The neighbor who allegedly body-slammed Rand Paul in November over a landscaping dispute might get up to 21 months in prison, according to court documents posted Monday.

Federal prosecutors will recommend the sentence for the neighbor, Rene Boucher, a retired anesthesiologist. Boucher, who was charged with fourth-degree assault, accepted a plea deal.

Boucher told police he assaulted Paul because he had “had enough” after he saw Paul stack a pile of brush near Boucher’s yard, according to the Lexington Herald Leader. According to the plea documents, he then “executed a running tackle.”


Paul, who was just stepping off a riding lawnmower, was wearing earmuffs at the time and didn’t hear Boucher coming. The attack broke several of his ribs, and he later developed pneumonia as a result of his injuries.


Paul’s 911 call from the attack was also released Monday.
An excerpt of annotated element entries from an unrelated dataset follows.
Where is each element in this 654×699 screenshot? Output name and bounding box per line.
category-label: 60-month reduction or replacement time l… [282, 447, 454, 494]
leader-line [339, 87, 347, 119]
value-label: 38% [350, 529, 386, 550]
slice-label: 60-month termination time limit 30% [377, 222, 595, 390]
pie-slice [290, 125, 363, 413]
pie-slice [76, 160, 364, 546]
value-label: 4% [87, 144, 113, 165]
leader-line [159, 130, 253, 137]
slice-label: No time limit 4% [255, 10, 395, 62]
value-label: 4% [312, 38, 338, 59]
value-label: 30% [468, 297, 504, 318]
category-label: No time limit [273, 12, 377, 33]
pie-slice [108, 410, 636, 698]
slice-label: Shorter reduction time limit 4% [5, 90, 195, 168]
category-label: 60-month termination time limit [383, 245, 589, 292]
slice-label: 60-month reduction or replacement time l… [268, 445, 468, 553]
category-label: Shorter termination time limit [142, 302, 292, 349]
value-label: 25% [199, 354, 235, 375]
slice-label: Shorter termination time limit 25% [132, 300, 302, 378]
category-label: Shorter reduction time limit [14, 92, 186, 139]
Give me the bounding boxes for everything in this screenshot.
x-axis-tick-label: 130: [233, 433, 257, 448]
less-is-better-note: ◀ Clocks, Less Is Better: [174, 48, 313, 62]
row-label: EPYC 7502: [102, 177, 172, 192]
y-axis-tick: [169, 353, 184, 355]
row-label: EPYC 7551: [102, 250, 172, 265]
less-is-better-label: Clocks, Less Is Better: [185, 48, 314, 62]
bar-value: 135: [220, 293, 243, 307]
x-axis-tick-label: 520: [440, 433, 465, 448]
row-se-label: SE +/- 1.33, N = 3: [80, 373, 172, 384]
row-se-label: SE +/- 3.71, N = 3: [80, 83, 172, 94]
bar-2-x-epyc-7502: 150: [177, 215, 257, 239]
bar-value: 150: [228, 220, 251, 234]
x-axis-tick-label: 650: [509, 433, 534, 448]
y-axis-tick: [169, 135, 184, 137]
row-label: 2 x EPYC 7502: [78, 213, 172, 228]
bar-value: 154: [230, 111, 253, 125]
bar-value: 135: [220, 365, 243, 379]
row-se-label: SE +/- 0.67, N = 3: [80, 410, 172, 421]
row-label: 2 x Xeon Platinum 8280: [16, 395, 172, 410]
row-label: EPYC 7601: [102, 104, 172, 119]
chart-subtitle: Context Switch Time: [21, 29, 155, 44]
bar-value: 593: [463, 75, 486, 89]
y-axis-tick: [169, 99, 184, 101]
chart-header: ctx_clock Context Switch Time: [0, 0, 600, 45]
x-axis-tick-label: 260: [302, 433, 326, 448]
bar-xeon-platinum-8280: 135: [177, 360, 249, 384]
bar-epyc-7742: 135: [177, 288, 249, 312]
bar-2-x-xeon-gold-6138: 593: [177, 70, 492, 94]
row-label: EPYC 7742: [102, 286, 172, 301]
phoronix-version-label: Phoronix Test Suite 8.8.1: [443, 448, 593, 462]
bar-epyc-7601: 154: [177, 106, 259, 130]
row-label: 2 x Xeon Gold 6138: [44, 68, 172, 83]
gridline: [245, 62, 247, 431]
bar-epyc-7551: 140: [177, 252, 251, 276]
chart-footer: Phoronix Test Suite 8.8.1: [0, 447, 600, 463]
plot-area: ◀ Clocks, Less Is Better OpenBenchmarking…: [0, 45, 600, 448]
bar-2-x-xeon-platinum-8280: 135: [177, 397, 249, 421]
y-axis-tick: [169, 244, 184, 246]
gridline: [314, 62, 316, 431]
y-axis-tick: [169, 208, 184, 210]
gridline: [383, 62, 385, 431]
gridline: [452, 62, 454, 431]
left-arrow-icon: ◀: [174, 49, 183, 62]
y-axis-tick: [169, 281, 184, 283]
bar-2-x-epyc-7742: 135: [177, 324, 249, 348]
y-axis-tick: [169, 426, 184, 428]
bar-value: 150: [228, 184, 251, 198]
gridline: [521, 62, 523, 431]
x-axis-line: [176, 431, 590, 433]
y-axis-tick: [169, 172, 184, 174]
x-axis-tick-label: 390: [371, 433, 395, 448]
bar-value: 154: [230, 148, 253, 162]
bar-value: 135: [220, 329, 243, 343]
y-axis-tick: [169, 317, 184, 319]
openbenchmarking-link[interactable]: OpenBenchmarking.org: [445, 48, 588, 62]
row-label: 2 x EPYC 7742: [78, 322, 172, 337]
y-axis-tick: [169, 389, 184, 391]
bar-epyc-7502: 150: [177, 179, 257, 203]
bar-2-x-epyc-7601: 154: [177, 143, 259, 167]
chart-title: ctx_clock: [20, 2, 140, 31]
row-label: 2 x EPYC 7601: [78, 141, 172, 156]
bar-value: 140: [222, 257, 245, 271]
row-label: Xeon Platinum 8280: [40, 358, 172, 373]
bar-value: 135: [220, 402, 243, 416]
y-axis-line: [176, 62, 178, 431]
In it, he describes being assaulted on his lawn and can be heard breathing heavily.

According to the New York Times, Paul had “long stood out” in his upscale neighborhood for his slovenly yard ownership. “The senator grows pumpkins on his property, composts, and has shown little interest for neighborhood regulations,” his neighbors told the Times. At the time, they hypothesized, Boucher, who had lived next to the libertarian senator for 17 years, might have snapped over “stray yard clippings, newly planted saplings and unraked leaves.”

Skeptics out there might point out that it’s suspicious the two reportedly hadn’t spoken to each other in years, that Paul is a libertarian and Boucher an outspoken registered Democrat, and that Paul had staff privileges at a hospital where Boucher had worked, meaning they likely interacted professionally. The two were known to have “heated discussions” about health care, one man who knew them told the Washington Post.

Boucher, for his part, has maintained the attack had nothing to do with politics.